There are 10 interactions between the predictors that made it into the final model. Of these, only one is not significant at the .99 level. This means that there is a significant statistical relationship between almost all of the predictors.
## Warning in predict.lm(fit02, interval = "prediction", level = 0.95): predictions on current data refer to _future_ responses
I used the sample function to randomly select 3 rows from the model’s predictions and confidence intervals and will analyze them below.
## fit lwr upr
## 985 1.0566736 1.0458618 1.0674853
## 477 0.9238774 0.9131079 0.9346469
## 208 1.0412161 1.0304497 1.0519826
## fit lwr upr
## 985 1.0566736 1.0554488 1.0578984
## 477 0.9238774 0.9231097 0.9246451
## 208 1.0412161 1.0404930 1.0419392
## # A tibble: 3 x 8
## country year TransformedAVGHappiness LogGDPPC SocialSupport
## <chr> <int> <dbl> <dbl> <dbl>
## 1 Colombia 2016 1.050715 9.486231 0.8819004
## 2 Armenia 2013 0.926007 8.919060 0.7232600
## 3 Russia 2014 1.041289 10.121573 0.9317554
## # ... with 3 more variables: AVGIsCorrupt <dbl>, HappinessSD <dbl>,
## # HappinessCV <dbl>
The response is within the .95 confidence limit for the prediction, and the range of the confidence is very small, which shows us that the model is accurate with respect to this point. The SE for this point is 3.550623710^{-5}.

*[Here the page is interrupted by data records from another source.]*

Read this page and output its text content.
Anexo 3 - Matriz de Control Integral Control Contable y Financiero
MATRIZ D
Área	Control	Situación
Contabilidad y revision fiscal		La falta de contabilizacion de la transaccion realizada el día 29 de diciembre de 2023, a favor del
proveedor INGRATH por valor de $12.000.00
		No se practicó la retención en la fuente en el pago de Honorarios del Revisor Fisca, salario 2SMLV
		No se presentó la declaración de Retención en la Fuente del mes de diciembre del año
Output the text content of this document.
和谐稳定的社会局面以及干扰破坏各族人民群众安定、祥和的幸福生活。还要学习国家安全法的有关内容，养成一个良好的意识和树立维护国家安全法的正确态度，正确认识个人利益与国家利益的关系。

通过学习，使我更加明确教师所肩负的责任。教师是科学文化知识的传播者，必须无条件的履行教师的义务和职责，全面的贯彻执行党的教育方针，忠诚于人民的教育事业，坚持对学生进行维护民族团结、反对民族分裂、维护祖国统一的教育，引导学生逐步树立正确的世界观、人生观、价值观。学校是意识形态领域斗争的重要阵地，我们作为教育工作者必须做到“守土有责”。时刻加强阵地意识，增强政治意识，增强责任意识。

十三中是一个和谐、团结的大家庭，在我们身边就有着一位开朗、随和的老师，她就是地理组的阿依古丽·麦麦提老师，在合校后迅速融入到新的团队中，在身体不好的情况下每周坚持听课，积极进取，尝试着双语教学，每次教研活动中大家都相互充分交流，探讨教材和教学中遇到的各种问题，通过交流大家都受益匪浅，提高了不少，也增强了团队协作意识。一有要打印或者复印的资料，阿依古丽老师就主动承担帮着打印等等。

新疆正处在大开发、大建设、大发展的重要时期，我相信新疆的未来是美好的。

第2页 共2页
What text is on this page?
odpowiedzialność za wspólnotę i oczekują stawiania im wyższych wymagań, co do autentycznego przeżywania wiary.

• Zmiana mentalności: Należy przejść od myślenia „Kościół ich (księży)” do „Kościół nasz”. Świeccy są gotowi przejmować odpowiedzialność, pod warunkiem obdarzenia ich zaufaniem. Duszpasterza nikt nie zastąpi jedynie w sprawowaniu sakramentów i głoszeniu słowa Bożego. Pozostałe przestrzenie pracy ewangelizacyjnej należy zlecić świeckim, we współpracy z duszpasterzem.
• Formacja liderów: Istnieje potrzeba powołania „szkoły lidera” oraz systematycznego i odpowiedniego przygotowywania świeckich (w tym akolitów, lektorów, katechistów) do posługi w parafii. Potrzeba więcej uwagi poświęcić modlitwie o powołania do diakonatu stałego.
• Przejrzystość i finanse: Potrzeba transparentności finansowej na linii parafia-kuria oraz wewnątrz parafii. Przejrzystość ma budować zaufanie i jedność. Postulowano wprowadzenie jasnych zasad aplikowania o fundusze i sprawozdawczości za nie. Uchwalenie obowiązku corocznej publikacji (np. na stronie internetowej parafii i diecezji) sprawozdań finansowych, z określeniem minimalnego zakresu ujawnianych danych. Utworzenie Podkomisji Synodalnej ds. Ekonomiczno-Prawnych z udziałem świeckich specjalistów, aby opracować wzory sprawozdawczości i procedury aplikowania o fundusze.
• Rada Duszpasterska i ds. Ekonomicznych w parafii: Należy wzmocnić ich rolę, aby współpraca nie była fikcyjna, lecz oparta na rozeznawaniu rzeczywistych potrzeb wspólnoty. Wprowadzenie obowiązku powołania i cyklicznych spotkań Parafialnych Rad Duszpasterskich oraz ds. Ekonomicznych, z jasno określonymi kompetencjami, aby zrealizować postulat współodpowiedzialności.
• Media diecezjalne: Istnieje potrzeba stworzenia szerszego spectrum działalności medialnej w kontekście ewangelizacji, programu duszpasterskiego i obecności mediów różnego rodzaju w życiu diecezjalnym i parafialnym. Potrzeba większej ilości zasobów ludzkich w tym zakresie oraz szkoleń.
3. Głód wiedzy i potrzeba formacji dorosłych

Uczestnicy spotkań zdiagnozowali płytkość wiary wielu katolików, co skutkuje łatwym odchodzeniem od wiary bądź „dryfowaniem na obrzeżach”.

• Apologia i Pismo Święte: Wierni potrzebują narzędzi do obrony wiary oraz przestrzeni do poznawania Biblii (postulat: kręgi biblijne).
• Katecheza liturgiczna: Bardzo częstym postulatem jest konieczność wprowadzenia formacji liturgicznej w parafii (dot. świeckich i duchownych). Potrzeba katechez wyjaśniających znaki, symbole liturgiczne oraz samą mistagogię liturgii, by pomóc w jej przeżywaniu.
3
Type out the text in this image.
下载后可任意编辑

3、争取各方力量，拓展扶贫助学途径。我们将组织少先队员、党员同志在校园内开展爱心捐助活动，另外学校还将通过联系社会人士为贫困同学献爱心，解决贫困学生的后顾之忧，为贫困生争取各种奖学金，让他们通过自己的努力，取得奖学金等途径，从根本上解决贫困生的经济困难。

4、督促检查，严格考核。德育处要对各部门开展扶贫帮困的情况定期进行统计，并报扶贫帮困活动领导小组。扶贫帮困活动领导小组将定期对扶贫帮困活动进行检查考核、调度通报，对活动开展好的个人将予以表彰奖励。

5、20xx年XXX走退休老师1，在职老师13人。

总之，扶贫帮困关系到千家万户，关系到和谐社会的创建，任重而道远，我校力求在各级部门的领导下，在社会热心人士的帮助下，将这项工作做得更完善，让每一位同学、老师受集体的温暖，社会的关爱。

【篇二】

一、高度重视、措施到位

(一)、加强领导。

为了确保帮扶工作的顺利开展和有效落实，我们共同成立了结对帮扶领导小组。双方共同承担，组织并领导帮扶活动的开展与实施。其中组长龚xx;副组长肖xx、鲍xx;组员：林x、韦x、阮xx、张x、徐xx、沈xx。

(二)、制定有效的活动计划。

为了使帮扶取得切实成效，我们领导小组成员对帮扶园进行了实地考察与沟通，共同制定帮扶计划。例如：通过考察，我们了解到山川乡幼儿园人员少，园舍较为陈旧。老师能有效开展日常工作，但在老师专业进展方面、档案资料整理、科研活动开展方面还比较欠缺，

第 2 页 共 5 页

The response is not within the .95 confidence limit for the prediction, which shows us that the model is not accurate with respect to this point. The SE for this point is 4.535101210^{-6}.
The response is within the .95 confidence limit for the prediction, and the range of the confidence is very small, which shows us that the model is accurate with respect to this point. The SE for this point is 5.247807710^{-9}.